Consider this simple snippet of code
int a = 5;
int* b;
int c;
b = &c
Crudely drawn. If you think about memory like a char array. Then
[0, 0, 0, 0, 0, 0, 0, 0, 0, 0, 0, 0, 0, 0, 0, 0]
are all the bytes lined up in memory So when you say int a. That variable occupies 4 bytes of space on the stack
[a, a, a, a, 0, 0, 0, 0, 0, 0, 0, 0, 0, 0, 0, 0]

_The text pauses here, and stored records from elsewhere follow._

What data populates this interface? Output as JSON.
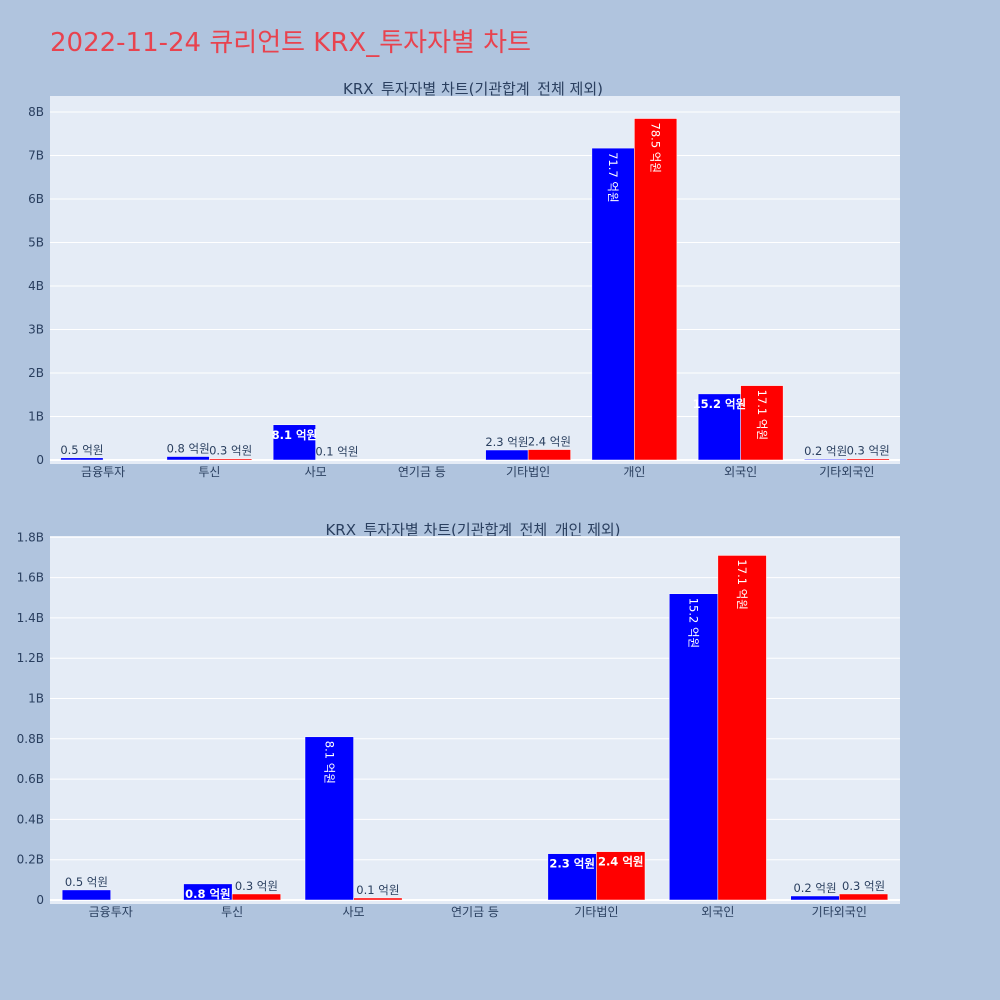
{
  "page": {
    "title": "2022-11-24 큐리언트 KRX_투자자별 차트"
  },
  "colors": {
    "background": "#b0c4de",
    "plot_bg": "#e5ecf6",
    "title": "#e8434f",
    "series_a": "#0000ff",
    "series_b": "#ff0000"
  },
  "chart_data": [
    {
      "type": "bar",
      "title": "KRX_투자자별 차트(기관합계_전체 제외)",
      "categories": [
        "금융투자",
        "투신",
        "사모",
        "연기금 등",
        "기타법인",
        "개인",
        "외국인",
        "기타외국인"
      ],
      "series": [
        {
          "color": "#0000ff",
          "values": [
            0.05,
            0.08,
            0.81,
            0,
            0.23,
            7.17,
            1.52,
            0.02
          ],
          "labels": [
            "0.5 억원",
            "0.8 억원",
            "8.1 억원",
            "",
            "2.3 억원",
            "71.7 억원",
            "15.2 억원",
            "0.2 억원"
          ]
        },
        {
          "color": "#ff0000",
          "values": [
            0,
            0.03,
            0.01,
            0,
            0.24,
            7.85,
            1.71,
            0.03
          ],
          "labels": [
            "",
            "0.3 억원",
            "0.1 억원",
            "",
            "2.4 억원",
            "78.5 억원",
            "17.1 억원",
            "0.3 억원"
          ]
        }
      ],
      "ylim": [
        0,
        8.45
      ],
      "yticks": [
        0,
        1,
        2,
        3,
        4,
        5,
        6,
        7,
        8
      ],
      "ytick_labels": [
        "0",
        "1B",
        "2B",
        "3B",
        "4B",
        "5B",
        "6B",
        "7B",
        "8B"
      ],
      "grid": true,
      "legend": "none"
    },
    {
      "type": "bar",
      "title": "KRX_투자자별 차트(기관합계_전체_개인 제외)",
      "categories": [
        "금융투자",
        "투신",
        "사모",
        "연기금 등",
        "기타법인",
        "외국인",
        "기타외국인"
      ],
      "series": [
        {
          "color": "#0000ff",
          "values": [
            0.05,
            0.08,
            0.81,
            0,
            0.23,
            1.52,
            0.02
          ],
          "labels": [
            "0.5 억원",
            "0.8 억원",
            "8.1 억원",
            "",
            "2.3 억원",
            "15.2 억원",
            "0.2 억원"
          ]
        },
        {
          "color": "#ff0000",
          "values": [
            0,
            0.03,
            0.01,
            0,
            0.24,
            1.71,
            0.03
          ],
          "labels": [
            "",
            "0.3 억원",
            "0.1 억원",
            "",
            "2.4 억원",
            "17.1 억원",
            "0.3 억원"
          ]
        }
      ],
      "ylim": [
        0,
        1.82
      ],
      "yticks": [
        0,
        0.2,
        0.4,
        0.6,
        0.8,
        1.0,
        1.2,
        1.4,
        1.6,
        1.8
      ],
      "ytick_labels": [
        "0",
        "0.2B",
        "0.4B",
        "0.6B",
        "0.8B",
        "1B",
        "1.2B",
        "1.4B",
        "1.6B",
        "1.8B"
      ],
      "grid": true,
      "legend": "none"
    }
  ]
}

Then you create int *b on the stack. Because b is a pointer it occupies 8 bytes of memory (assuming a 64 bit computer)
[a, a, a, a, b, b, b, b, b, b, b, b, 0, 0, 0, 0]
Then you create your variable c on the stack which also occupies 4 bytes.
[a, a, a, a, b, b, b, b, b, b, b, b, c, c, c, c]
So that is a representation of your variables in memory. It would be right to say &a address of a is at memory location 0, &b is at memory location 4 &c is at memory location 12. So assigning the address of c to the pointer b would say b = 12. But that is where b points to. b holds the value 12 as a pointer that points to the variable c in memory.
The key here is, the address of your variable b is at memory location 4, but as a pointer it looks at memory address 12. b needs 8 bytes to store the memory address of what it is looking at (pointing to).
We can then ask b "What is the value of the thing you point to" by dereferencing b, and we can assign something to the variable it points to.
*b = 10;
c == 10 // true
We have changed the value where c is, so the value of *b == c, which is the number 10.
Finally. A quick observation just to compare the address of b and c.
&b == &c // false
b == &c // true
So although trivial. The point of this example is an attempt at simplifying the computers memory in a way where we can see what pointers are, and what they are doing. Maybe this is helpful.